Deep neural network approximation of nonlinear operators, commonly referred to as DeepONet, has proven capable of approximating PDE backstepping designs in which a single Goursat-form PDE governs a single feedback gain function. In boundary control of coupled PDEs, coupled Goursat-form PDEs govern two or more gain kernels-a PDE structure unaddressed thus far with DeepONet. In this paper, we explore the subject of approximating systems of gain kernel PDEs for hyperbolic PDE plants by considering a simple counter-convecting $2\times 2$ coupled system in whose control a $2\times 2$ kernel PDE system in Goursat form arises. Engineering applications include oil drilling, the Saint-Venant model of shallow water waves, and the Aw-Rascle-Zhang model of stop-and-go instability in congested traffic flow. We establish the continuity of the mapping from a total of five plant PDE functional coefficients to the kernel PDE solutions, prove the existence of an arbitrarily close DeepONet approximation to the kernel PDEs, and ensure that the DeepONet-approximated gains guarantee stabilization when replacing the exact backstepping gain kernels. Taking into account anti-collocated boundary actuation and sensing, our $L^2$-Globally-exponentially stabilizing (GES) approximate gain kernel-based output feedback design implies the deep learning of both the controller's and the observer's gains. Moreover, the encoding of the output-feedback law into DeepONet ensures semi-global practical exponential stability (SG-PES). The DeepONet operator speeds up the computation of the controller gains by multiple orders of magnitude. Its theoretically proven stabilizing capability is demonstrated through simulations.

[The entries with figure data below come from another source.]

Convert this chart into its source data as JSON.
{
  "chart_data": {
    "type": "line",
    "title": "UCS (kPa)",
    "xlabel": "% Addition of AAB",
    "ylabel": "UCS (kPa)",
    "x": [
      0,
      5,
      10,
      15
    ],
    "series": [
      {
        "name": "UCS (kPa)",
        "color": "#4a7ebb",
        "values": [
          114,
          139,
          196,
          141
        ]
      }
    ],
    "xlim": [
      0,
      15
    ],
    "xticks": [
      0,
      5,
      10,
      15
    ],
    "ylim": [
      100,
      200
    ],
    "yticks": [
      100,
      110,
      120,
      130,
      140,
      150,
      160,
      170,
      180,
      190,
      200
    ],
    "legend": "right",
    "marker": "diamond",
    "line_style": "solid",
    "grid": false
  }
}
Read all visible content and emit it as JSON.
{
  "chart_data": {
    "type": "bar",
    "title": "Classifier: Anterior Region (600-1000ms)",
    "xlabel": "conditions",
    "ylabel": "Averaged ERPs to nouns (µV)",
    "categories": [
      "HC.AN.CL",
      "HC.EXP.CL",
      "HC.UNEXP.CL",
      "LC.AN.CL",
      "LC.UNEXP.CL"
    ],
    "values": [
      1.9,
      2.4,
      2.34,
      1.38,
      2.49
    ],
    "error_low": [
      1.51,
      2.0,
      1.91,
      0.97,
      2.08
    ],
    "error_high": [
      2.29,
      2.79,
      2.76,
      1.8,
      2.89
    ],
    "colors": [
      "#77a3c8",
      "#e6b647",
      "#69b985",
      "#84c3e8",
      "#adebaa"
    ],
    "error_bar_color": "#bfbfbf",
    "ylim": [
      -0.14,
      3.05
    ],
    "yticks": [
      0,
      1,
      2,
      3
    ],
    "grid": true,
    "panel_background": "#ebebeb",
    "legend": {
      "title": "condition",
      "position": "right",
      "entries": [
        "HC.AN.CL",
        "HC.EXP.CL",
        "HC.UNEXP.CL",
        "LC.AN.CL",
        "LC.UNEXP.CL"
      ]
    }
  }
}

翻译：非线性算子的深度神经网络逼近（通常称为DeepONet）已被证明能够逼近偏微分方程（PDE）的反步设计，其中单个Goursat形式的PDE控制单个反馈增益函数。在耦合PDE的边界控制中，耦合的Goursat形式PDE控制两个或更多增益核——这是一种迄今为止DeepONet尚未涉及的PDE结构。本文通过考虑一个简单的反向对流$2\times 2$耦合系统，探讨了为双曲型PDE对象逼近增益核PDE系统的问题，在该系统的控制中出现了Goursat形式的$2\times 2$核PDE系统。工程应用包括石油钻井、浅水波的Saint-Venant模型以及拥堵交通流中起停不稳定性的Aw-Rascle-Zhang模型。我们建立了从总共五个对象PDE函数系数到核PDE解的映射的连续性，证明了存在一个可以任意逼近核PDE的DeepONet近似，并确保当替换精确的反步增益核时，DeepONet逼近的增益能够保证稳定性。考虑到反配置的边界驱动与传感，我们基于$L^2$全局指数稳定（GES）的近似增益核输出反馈设计意味着对控制器增益和观测器增益的深度学习。此外，将输出反馈律编码到DeepONet中确保了半全局实际指数稳定性（SG-PES）。DeepONet算子将控制器增益的计算速度提高了数个数量级。其理论证明的稳定能力通过仿真得到了验证。